En el proceso chino se ve con claridad la contradicción entre consumo inmediato y desarrollo. Cómo lidiar desde la izquierda con ese problema es una cuestión central. Si bien en nuestro país aún existe margen en el camino distributivo para mejorar las condiciones de vida e incluso para propiciar fondos de acumulación que apalanquen el desarrollo —y allí es clave el debate sobre el impuesto al 1%—, lo cierto es que llega un punto en que la contradicción se instala entre consumo inmediato y desarrollo. Para establecer fondos de acumulación potentes es necesario renunciar a parte del potencial de expansión del consumo inmediato, y no sólo por parte de los sectores más ricos, sino también de capas sociales amplias. A poco del triunfo de la revolución china, el lema que resumía su apuesta al desarrollo de la industria pesada fue “fortalecerse antes que enriquecerse”.

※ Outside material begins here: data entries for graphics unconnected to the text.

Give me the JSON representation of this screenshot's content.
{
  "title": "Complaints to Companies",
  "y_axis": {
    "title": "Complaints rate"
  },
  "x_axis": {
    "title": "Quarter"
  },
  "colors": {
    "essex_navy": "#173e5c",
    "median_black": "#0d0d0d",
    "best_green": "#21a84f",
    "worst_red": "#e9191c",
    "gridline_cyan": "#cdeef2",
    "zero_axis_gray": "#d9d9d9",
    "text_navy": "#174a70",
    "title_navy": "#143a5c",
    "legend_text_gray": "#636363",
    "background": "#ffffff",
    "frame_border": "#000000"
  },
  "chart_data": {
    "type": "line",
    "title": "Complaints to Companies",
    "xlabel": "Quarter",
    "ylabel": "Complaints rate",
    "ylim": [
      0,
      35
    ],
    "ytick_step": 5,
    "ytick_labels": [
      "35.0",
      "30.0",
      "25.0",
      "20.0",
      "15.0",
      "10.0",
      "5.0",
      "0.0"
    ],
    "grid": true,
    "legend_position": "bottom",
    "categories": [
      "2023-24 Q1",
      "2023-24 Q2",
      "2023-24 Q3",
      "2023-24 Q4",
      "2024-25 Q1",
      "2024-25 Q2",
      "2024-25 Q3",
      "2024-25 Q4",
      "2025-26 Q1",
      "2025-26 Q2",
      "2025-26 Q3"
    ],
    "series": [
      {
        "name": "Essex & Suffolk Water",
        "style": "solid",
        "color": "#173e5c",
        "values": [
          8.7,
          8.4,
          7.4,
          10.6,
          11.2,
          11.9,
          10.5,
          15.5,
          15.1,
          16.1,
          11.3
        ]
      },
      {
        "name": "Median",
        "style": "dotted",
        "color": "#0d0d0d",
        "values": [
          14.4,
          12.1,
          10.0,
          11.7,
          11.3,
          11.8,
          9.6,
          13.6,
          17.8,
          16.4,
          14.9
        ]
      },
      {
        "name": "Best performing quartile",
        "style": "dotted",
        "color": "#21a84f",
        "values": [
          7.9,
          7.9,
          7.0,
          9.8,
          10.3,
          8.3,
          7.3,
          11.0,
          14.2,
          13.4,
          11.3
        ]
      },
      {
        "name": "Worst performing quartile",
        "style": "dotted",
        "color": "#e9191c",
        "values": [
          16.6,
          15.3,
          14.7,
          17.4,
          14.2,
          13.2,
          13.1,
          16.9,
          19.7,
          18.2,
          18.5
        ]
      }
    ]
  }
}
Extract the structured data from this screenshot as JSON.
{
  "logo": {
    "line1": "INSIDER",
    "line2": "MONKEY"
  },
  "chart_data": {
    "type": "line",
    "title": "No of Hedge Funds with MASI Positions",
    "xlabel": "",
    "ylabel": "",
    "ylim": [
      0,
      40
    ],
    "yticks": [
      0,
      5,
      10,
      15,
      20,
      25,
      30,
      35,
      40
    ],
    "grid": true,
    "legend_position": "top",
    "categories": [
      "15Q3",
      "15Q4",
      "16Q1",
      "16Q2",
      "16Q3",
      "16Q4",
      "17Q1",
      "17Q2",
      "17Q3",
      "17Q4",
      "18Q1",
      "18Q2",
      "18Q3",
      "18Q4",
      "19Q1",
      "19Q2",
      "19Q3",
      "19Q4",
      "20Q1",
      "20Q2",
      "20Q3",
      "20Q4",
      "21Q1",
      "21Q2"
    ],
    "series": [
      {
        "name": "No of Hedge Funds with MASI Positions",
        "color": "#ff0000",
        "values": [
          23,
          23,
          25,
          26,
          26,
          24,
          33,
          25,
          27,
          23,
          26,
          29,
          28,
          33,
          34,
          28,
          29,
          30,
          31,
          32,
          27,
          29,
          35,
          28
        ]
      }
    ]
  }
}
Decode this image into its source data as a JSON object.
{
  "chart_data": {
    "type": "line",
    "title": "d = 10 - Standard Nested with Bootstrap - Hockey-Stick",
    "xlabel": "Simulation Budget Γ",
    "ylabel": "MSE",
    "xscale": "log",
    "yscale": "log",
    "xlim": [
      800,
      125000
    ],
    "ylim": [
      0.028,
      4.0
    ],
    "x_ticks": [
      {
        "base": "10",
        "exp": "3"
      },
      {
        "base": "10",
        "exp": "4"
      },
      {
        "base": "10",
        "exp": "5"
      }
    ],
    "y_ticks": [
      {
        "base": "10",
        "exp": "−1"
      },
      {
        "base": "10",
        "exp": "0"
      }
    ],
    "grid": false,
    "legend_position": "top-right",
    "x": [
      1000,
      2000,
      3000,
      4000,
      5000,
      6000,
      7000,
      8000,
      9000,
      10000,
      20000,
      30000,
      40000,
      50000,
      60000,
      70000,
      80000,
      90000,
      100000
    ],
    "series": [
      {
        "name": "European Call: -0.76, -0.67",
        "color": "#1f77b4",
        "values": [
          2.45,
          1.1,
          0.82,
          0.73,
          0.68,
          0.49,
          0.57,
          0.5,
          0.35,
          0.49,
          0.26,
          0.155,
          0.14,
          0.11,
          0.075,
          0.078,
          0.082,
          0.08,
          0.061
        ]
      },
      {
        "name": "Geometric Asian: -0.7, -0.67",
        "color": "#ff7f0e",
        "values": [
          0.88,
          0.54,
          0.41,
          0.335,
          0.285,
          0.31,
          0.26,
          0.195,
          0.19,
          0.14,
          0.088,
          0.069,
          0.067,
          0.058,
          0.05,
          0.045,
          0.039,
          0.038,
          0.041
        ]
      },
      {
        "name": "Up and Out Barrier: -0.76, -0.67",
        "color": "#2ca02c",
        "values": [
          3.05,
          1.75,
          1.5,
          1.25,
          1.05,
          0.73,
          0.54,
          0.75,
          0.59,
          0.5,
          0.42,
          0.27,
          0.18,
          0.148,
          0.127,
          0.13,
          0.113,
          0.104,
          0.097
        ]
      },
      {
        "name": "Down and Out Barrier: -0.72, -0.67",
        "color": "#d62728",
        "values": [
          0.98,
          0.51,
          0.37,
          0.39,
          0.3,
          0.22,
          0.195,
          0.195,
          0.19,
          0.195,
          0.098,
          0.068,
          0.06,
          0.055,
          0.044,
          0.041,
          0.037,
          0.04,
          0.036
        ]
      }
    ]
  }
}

El mercado mundial, o la competencia entre capitales, es en última instancia una guerra de productividades. Quien pierde esa carrera se debilita. No hay experiencias de países periféricos que hayan mejorado su posición de la mano del piloto automático del mercado. La única forma de defender derechos y mejorar de manera sostenida las condiciones de vida es poner en marcha un plan de desarrollo que permita sostener y fortalecer la posición nacional mediante la progresiva sofisticación de la matriz productiva.
La experiencia china demuestra que la planificación es una herramienta útil y necesaria. En distintos países se observa un renovado interés por los planes nacionales de desarrollo. En este contexto, sería deseable que Uruguay, especialmente desde una orientación progresista y de izquierda, impulse un debate amplio sobre cómo fortalecer su capacidad de planificación estratégica tal como lo plantea el programa del Frente Amplio.
(*) Economista. Diputado suplente por el Espacio 1001-Frente Amplio.